Actual scenario testing with Raven

time to read 4 min | 607 words

Yesterday I posted about doing scenario testing with Raven, and I showed the concept of what i am doing. This time, I wanted to show what I am actually talking about, and how this is implemented. Here are the current scenarios for Raven.

image

Each scenario is looks something like this (showing PutAndGetDocument here):

image

And the second request:

image

The scenarios are being picked up using:

public class AllScenariosWithoutExplicitScenario
{
    [Theory]
    [PropertyData("ScenariosWithoutExplicitScenario")]
    public void Execute(string file)

        new Scenario(Path.Combine(ScenariosPath, file+".saz")).Execute();
    }

    public static string ScenariosPath
    {
        get
        {
            return Directory.Exists(@"..\..\bin") // running in VS
                       ? @"..\..\Scenarios" : @"..\Raven.Scenarios\Scenarios";
        }
    }

    public static IEnumerable<object[]> ScenariosWithoutExplicitScenario
    {
        get
        {
            foreach (var file in Directory.GetFiles(ScenariosPath,"*.saz"))
            {
                if (typeof(Scenario).Assembly.GetType("Raven.Scenarios." +
                          Path.GetFileNameWithoutExtension(file) +"Scenario") != null)
                    continue;
                yield return new object[] {Path.GetFileNameWithoutExtension(file)};
            };
        }
    }
}

There are two reasons why I am ignoring explicit scenarios.
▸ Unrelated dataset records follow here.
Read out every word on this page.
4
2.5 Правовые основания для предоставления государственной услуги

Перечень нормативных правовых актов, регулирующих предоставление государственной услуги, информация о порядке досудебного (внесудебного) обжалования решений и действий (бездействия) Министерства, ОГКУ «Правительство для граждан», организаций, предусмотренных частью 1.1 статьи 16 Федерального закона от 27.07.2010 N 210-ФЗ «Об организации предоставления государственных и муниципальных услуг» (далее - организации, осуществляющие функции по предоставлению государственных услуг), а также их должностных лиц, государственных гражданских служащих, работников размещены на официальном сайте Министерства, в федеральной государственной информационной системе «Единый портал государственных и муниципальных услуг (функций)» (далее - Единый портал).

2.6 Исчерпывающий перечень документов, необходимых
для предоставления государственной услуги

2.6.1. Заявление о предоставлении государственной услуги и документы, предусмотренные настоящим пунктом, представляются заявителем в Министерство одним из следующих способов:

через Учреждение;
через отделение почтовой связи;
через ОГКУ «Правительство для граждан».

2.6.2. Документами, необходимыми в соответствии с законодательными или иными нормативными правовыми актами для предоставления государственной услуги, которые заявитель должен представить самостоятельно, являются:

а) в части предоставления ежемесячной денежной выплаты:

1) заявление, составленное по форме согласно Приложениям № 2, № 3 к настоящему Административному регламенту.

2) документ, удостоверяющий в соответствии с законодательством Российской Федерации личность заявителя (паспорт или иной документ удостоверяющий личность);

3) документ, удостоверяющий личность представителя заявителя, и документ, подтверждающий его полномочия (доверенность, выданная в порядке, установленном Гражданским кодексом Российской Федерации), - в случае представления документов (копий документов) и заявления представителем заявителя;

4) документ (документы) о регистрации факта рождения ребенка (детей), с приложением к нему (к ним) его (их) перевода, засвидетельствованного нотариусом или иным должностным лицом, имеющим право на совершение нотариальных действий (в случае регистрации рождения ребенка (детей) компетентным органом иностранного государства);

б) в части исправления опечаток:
Adding a class for a specific scenario allows me to run the scenario in the debugger, and also allow me to selectively skip certain scenarios if I need to.

Scenario.Execute is fairly involved, it parse the Fiddler’s saz file, build appropriate request and compare to the expect response, it is also smart enough to handle changing things like ETags and pass them along.

The end result is that I can very easily add new scenarios as I get new features to that requires tests.